# Questions about the New Jerusalem and Revelation



## Theoretical (Jan 6, 2007)

> 9Then came one of the seven angels who had the seven bowls full of the seven last plagues and spoke to me, saying, "Come, I will show you the Bride, the wife of the Lamb." 10And he carried me away in the Spirit to a great, high mountain, and showed me the holy city Jerusalem coming down out of heaven from God, 11having the glory of God, its radiance like a most rare jewel, like a jasper, clear as crystal. 12It had a great, high wall, with twelve gates, and at the gates twelve angels, and on the gates the names of the twelve tribes of the sons of Israel were inscribed-- 13on the east three gates, on the north three gates, on the south three gates, and on the west three gates. 14And the wall of the city had twelve foundations, and on them were the twelve names of the twelve apostles of the Lamb.
> 
> 15And the one who spoke with me had a measuring rod of gold to measure the city and its gates and walls. 16The city lies foursquare; its length the same as its width. And he measured the city with his rod, 12,000 stadia.[d] Its length and width and height are equal. 17He also measured its wall, 144 cubits[e] by human measurement, which is also an angel's measurement. 18The wall was built of jasper, while the city was pure gold, clear as glass. 19The foundations of the wall of the city were adorned with every kind of jewel. The first was jasper, the second sapphire, the third agate, the fourth emerald, 20the fifth onyx, the sixth carnelian, the seventh chrysolite, the eighth beryl, the ninth topaz, the tenth chrysoprase, the eleventh jacinth, the twelfth amethyst. 21And the twelve gates were twelve pearls, each of the gates made of a single pearl, and the street of the city was pure gold, transparent as glass.

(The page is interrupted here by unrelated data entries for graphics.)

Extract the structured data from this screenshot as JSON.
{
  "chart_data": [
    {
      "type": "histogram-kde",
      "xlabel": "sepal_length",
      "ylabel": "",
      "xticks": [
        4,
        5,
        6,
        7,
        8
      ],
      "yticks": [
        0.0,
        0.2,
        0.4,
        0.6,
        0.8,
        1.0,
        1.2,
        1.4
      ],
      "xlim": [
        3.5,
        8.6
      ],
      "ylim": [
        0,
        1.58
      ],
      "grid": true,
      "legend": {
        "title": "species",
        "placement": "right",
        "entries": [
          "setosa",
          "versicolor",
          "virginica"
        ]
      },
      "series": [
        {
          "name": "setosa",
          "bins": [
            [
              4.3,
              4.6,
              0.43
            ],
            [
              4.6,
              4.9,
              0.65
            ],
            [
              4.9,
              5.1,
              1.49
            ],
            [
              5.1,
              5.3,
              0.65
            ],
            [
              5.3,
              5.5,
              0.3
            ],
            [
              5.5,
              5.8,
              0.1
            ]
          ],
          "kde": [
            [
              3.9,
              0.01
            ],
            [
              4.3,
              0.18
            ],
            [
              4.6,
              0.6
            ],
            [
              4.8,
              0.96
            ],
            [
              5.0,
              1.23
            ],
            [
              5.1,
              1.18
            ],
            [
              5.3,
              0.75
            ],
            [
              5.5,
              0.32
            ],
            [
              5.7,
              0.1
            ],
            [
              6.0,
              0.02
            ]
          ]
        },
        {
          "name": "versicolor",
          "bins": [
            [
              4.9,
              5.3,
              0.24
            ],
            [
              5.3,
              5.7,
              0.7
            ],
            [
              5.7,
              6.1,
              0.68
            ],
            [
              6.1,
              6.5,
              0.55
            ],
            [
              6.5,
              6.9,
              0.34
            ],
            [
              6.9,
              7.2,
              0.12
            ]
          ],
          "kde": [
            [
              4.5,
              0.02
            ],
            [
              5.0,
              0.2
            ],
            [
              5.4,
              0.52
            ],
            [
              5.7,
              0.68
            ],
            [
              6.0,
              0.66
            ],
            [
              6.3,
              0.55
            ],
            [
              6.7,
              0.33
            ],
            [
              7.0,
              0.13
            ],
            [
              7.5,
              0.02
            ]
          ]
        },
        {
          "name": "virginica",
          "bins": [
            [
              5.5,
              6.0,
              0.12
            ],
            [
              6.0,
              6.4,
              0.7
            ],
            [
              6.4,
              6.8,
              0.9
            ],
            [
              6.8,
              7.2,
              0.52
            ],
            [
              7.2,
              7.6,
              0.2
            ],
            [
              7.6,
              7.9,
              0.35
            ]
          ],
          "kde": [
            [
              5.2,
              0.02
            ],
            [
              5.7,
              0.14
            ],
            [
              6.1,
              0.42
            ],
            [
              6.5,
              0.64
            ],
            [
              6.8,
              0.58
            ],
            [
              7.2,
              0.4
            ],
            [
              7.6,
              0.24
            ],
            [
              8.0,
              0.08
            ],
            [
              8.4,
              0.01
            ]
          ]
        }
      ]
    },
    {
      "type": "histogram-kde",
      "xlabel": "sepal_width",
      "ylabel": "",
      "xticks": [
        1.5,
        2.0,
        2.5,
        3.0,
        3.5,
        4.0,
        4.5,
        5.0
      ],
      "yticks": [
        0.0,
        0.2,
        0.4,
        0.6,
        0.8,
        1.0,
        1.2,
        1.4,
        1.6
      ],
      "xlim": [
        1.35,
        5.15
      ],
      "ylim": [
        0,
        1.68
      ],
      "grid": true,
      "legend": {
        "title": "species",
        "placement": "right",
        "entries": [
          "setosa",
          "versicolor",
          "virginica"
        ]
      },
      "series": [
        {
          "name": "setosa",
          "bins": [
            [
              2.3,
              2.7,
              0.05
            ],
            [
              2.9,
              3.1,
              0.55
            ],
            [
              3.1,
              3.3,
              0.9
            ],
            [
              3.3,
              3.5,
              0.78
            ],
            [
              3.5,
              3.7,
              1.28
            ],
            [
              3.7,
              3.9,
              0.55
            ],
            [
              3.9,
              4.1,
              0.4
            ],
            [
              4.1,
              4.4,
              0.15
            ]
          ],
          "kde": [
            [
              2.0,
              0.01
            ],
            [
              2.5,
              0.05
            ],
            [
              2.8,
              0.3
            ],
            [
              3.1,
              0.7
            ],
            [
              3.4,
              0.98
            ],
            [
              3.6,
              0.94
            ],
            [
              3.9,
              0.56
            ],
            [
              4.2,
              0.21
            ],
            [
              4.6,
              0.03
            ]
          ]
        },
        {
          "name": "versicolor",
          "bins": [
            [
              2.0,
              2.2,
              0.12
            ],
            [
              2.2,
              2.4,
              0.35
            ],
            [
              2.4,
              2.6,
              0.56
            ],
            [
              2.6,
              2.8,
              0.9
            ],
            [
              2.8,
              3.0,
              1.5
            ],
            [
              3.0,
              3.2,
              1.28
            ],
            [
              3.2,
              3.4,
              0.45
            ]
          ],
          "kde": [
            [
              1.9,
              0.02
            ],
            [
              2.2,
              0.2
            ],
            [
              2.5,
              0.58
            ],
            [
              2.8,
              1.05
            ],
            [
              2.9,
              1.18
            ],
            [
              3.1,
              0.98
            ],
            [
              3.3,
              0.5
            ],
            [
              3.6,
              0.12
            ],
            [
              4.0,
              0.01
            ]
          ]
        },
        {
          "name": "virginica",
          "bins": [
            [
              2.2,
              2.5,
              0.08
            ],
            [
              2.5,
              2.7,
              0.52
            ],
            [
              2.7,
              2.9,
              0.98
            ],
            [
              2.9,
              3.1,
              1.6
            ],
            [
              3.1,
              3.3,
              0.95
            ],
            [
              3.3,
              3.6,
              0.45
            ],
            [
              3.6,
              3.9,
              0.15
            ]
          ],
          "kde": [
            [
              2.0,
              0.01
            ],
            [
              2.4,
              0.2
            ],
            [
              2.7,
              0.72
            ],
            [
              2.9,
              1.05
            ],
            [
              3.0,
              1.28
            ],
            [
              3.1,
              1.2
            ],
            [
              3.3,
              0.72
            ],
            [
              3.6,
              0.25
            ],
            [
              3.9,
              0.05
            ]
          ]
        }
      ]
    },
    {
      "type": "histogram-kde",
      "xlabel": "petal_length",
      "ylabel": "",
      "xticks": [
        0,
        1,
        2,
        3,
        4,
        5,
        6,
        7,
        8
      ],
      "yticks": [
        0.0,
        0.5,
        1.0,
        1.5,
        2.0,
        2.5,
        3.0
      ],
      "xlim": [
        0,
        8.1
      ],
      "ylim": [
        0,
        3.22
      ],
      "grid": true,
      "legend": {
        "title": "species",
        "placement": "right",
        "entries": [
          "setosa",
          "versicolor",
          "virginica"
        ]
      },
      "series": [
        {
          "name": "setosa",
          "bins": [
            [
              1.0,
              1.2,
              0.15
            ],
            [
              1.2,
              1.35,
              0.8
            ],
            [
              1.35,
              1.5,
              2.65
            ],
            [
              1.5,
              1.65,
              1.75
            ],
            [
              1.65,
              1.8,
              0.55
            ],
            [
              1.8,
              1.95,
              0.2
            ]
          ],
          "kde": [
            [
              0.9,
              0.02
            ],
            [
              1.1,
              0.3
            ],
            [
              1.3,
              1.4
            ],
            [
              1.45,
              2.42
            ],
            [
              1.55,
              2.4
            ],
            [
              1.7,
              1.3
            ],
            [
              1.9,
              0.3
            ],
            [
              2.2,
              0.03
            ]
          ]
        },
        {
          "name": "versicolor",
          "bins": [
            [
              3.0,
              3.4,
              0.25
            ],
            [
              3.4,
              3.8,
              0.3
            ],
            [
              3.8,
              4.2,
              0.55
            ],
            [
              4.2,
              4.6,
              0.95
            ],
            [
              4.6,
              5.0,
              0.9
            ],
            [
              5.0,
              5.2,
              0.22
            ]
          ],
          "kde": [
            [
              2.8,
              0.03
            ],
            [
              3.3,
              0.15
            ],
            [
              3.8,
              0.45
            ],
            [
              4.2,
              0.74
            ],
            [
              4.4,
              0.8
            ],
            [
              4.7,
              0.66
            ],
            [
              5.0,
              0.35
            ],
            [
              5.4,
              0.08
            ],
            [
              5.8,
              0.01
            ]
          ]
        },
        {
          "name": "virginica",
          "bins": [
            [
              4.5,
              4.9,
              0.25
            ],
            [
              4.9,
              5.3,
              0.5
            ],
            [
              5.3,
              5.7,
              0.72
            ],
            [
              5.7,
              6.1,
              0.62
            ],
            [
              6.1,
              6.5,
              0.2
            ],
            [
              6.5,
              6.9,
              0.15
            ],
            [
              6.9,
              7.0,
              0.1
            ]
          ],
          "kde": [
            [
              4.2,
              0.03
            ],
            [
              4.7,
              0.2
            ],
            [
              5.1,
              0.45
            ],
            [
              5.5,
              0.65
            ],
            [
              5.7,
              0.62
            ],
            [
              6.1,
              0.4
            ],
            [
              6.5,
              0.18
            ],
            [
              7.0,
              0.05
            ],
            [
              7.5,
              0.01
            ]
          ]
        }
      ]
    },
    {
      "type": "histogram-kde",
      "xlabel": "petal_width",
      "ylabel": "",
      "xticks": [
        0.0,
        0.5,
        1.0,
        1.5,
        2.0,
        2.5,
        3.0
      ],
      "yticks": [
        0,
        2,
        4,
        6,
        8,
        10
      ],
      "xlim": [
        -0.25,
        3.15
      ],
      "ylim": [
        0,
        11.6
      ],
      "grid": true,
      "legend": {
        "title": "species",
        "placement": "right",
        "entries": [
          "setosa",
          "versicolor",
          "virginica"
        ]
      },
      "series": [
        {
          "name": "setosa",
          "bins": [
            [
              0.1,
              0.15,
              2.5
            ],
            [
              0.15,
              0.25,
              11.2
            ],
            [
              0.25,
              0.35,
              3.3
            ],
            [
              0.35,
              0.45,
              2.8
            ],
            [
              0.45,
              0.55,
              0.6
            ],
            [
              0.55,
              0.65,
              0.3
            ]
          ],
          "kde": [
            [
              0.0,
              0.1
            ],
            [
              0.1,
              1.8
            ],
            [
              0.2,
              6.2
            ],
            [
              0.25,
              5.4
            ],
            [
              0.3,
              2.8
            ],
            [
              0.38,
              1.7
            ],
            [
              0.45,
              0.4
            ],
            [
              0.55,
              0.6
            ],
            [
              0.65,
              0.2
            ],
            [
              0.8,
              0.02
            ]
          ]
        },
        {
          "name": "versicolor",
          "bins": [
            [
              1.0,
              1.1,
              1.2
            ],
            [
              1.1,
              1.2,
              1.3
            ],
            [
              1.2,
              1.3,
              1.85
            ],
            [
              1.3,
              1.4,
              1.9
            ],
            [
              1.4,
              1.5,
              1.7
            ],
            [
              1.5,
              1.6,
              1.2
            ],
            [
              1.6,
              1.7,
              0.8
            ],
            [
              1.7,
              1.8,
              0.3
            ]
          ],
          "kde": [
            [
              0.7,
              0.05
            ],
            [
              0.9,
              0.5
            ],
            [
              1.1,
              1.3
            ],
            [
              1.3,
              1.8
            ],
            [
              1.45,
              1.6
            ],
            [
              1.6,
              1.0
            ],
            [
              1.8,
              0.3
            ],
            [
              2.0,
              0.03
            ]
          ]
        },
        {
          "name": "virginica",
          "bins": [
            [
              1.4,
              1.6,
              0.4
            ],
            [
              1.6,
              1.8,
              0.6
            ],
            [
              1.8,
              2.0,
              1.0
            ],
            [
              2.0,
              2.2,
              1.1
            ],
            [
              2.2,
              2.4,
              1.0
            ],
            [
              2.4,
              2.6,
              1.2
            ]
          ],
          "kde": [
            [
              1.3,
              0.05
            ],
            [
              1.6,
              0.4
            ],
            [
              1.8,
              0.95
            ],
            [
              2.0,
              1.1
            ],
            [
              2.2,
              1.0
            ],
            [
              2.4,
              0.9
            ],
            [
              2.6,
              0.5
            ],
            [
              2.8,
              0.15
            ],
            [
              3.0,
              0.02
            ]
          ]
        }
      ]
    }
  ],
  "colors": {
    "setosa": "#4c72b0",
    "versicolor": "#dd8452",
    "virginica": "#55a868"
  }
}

 (Revelation 21:9-21 - ESV)

I've heard very mixed things about the importance of numerical usage in the Scriptures (3, 7, 10, 12, 40, etc...). More specifically, I'm really curious about whether there's any significance to the usage of 12,000 stadia (which I've seen means between 1300-1500 miles) on each side. What's the best way to address arguments against the Resurrection and New Heaven and New Earth on this basis?

Is there significance in it being 12,000 of these units, and 144 cubits high? What's a sound approach to this passage?


----------



## MW (Jan 6, 2007)

I take the key statement to be that the length and breadth and height are equal -- as with the holy of holies. Twelve is the number of the people of God, multiplied by a thousand, the heavenly number. This is the city of the heavenly people, and it is the very place where God manifests His holy presence. All of the other descriptions indicate permanence and blessedness in that presence.


----------



## Theoretical (Jan 6, 2007)

armourbearer said:


> I take the key statement to be that the length and breadth and height are equal -- as with the holy of holies. Twelve is the number of the people of God, multiplied by a thousand, the heavenly number. This is the city of the heavenly people, and it is the very place where God manifests His holy presence. All of the other descriptions indicate permanence and blessedness in that presence.


Thank you, Rev. Winzer. I still have just enough dispensationalist that still hasn't been hammered out fully to make me trip over passages like these. Oh well, I'm growing nonetheless and growing out of that mode of thought.


----------



## MW (Jan 6, 2007)

Blessings for the Lord's day, Scott.


----------